Given these and other problems with the Tax Foundation measure, it is not surprising that the Tax Foundation's claims are inconsistent with the findings of the leading authoritative, institutions that study tax burdens.  The Joint Committee on Taxation information and the updated Congressional Budget Office information shown in the earlier table indicate that tax burdens on typical middle-income families are considerably lower than the Tax Foundation reports suggest.  In 2003, our update of the CBO figures finds that the federal tax rate for the middle fifth of families will be 15.8 percent.  Relative to this figure, the 20.3 percent estimate cited by the Tax Foundation overstates the burden by about 28 percent.  The gap between the Joint Tax Committee's estimate and the Tax Foundation's estimates is even larger.

Moreover, a soon-to-be-released analysis by the Center on Budget and Policy Priorities finds that in 2002 and 2003 the overall federal tax rates for the middle fifth of households will be at their lowest levels on record, with data back to 1979.  In addition, their income tax rate is at the lowest level since 1957.

 

The Tax Foundation's state-by-state data are similarly flawed

The Foundation's report also includes a list of the dates it says represent "Tax Freedom Day" for each states.  The serious flaws that mar the Tax Foundation's estimates of tax burdens nationally plague its state-by-state estimates as well.

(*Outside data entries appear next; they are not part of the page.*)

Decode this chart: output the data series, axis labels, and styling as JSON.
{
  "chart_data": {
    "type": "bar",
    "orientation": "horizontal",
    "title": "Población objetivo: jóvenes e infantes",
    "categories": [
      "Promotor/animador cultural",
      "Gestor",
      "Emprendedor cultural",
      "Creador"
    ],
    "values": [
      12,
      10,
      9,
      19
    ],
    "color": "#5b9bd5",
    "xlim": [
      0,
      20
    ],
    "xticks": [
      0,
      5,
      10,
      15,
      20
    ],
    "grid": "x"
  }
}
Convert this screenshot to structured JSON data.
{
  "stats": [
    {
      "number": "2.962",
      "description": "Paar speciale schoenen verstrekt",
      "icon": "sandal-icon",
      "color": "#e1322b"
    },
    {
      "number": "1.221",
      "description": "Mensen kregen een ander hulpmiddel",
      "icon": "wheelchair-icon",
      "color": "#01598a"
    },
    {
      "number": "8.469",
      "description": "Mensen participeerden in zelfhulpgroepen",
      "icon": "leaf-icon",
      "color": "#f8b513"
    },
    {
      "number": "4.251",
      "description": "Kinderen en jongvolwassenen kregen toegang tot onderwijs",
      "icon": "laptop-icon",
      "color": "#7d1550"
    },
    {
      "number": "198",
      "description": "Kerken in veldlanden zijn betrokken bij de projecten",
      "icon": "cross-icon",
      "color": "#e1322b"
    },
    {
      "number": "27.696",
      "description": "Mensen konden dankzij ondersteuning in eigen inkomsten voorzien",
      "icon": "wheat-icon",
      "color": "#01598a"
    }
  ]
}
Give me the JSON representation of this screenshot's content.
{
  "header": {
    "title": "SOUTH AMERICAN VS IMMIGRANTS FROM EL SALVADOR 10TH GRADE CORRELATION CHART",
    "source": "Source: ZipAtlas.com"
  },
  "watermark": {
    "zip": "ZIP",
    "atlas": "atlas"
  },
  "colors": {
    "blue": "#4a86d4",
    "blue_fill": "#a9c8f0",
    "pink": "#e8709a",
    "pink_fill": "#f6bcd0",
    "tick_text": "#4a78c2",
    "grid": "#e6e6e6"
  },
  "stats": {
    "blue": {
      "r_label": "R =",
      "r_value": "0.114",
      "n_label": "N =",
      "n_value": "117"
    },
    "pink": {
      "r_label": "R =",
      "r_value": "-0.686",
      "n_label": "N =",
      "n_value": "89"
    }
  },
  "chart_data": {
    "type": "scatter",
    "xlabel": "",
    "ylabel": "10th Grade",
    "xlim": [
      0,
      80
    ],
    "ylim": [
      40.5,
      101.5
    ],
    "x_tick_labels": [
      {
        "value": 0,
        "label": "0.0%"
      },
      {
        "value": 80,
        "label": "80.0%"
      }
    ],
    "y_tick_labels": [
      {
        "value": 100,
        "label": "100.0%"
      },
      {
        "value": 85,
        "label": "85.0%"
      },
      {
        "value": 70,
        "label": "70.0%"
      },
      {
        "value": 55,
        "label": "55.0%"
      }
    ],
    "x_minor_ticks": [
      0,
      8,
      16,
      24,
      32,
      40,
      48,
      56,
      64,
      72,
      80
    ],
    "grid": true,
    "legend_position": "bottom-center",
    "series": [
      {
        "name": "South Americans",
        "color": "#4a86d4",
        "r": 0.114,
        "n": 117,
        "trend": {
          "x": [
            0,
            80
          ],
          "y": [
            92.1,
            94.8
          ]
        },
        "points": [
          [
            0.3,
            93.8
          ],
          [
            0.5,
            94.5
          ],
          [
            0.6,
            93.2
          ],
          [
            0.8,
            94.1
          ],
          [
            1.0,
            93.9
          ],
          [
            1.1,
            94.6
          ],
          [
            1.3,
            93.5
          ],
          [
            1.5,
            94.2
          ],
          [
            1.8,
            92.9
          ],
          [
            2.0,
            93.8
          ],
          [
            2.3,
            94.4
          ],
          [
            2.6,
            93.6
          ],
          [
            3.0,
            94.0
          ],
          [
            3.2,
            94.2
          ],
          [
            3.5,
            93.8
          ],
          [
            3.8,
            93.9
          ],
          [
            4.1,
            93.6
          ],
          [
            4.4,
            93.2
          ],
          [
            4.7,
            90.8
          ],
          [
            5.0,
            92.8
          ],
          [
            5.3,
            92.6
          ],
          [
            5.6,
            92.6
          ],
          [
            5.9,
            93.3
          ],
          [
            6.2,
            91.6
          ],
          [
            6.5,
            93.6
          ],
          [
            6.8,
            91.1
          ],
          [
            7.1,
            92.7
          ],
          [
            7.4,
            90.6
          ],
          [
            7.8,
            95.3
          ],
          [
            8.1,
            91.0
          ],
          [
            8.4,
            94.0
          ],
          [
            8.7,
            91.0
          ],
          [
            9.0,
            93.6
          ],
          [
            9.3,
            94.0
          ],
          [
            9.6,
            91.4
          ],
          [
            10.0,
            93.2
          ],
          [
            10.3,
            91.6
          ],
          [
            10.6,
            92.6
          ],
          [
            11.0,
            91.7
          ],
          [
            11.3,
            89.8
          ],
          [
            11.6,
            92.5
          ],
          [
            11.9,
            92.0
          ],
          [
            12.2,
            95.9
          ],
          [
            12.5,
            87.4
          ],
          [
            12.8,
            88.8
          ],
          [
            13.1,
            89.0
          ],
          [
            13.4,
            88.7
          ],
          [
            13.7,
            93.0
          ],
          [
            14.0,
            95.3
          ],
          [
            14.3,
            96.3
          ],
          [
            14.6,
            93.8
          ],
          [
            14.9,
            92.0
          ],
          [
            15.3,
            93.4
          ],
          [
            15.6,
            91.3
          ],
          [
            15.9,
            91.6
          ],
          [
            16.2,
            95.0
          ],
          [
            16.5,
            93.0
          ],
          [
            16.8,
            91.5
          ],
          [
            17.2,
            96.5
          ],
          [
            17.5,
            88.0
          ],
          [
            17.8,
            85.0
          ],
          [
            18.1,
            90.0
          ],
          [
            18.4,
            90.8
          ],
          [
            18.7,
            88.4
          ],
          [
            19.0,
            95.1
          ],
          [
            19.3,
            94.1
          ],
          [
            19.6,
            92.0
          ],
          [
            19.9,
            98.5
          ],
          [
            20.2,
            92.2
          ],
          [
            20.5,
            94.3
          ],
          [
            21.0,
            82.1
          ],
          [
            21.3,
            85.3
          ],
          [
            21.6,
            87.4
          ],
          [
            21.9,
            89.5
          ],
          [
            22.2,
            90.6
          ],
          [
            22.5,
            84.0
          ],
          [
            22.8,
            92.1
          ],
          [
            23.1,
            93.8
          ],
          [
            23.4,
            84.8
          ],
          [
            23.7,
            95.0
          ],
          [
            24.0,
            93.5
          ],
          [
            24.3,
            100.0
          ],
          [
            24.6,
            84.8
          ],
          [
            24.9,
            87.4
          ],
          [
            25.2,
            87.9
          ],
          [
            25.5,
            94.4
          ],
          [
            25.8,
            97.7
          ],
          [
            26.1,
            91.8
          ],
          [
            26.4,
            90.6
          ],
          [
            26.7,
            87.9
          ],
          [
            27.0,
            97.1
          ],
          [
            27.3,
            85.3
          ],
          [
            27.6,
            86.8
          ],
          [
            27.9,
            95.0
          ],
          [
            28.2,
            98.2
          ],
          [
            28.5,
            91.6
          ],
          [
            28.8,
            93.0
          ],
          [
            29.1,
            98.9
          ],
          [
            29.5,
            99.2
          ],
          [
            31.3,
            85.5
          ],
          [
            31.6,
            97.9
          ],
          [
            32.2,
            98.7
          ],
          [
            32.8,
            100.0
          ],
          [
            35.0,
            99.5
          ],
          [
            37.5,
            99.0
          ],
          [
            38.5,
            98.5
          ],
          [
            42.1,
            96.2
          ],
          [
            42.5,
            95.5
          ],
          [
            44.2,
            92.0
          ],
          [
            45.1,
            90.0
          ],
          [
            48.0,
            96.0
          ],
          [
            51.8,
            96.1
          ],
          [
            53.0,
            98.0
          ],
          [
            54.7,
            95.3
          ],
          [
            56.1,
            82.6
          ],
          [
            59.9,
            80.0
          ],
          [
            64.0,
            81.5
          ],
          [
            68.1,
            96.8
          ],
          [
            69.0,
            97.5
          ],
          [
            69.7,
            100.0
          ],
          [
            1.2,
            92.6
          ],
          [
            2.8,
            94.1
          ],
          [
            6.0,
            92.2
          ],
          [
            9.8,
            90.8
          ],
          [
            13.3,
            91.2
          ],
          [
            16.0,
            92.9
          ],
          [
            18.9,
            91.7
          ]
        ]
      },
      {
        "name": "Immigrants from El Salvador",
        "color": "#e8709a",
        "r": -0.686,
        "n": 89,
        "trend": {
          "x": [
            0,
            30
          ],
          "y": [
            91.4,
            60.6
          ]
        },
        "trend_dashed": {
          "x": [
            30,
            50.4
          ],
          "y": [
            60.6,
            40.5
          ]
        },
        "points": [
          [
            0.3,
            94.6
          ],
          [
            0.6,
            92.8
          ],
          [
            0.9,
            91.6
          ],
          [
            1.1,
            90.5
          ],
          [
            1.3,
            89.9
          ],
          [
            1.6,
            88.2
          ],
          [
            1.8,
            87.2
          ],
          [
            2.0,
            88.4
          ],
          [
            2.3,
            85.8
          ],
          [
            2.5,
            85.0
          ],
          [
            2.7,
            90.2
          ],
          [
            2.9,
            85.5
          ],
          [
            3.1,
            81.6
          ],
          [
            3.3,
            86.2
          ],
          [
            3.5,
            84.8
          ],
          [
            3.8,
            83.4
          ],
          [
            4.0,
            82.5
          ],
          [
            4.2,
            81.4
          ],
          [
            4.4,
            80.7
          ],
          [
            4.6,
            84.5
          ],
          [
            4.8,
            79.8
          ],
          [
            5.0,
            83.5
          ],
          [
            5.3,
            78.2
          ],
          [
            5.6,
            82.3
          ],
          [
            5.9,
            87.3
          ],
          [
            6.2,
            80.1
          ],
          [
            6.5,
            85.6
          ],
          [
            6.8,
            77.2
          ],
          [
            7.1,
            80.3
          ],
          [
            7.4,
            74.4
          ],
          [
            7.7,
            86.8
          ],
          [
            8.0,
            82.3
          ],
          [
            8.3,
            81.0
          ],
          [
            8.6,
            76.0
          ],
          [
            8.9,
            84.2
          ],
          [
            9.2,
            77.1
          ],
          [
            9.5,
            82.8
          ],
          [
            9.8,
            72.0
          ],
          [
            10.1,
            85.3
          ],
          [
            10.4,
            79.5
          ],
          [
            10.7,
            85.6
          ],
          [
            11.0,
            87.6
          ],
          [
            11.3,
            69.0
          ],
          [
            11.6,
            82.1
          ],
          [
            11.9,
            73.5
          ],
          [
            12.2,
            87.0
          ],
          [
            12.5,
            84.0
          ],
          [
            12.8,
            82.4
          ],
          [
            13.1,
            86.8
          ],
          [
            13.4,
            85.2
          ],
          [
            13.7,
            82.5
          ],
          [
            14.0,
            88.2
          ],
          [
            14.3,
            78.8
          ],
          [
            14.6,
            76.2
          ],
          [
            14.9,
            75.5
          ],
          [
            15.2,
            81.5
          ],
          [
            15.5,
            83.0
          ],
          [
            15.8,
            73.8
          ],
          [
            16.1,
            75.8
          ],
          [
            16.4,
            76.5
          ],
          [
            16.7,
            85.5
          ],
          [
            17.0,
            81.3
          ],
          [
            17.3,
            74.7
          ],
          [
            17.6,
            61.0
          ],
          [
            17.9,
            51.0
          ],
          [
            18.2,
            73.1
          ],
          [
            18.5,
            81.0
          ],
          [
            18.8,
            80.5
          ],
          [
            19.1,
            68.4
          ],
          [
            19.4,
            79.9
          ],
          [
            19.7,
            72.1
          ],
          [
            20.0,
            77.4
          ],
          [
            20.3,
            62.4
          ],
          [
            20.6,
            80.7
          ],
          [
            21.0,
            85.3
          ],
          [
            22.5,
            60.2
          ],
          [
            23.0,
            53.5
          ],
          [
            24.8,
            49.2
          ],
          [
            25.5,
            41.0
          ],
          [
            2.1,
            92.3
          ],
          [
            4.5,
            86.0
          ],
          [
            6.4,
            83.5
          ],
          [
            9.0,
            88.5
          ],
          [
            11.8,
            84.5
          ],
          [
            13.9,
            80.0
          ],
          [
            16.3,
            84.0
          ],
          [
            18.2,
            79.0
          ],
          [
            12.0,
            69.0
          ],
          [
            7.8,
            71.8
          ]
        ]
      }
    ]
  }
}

About two-thirds of the tax burdens in the Tax Foundation calculations are federal tax burdens.  Since the Tax Foundation methodology substantially overstates the federal tax burden of middle-income families, the Tax Freedom Day figures for each state also are exaggerated.


End Notes:

[1] One should note that taxes as a percent of GDP can offer some meaningful insights; for instance, it gives a sense of the share of the economy devoted to the public sector.  But this calculation is inappropriate and misleading as a description of a typical household's tax burden.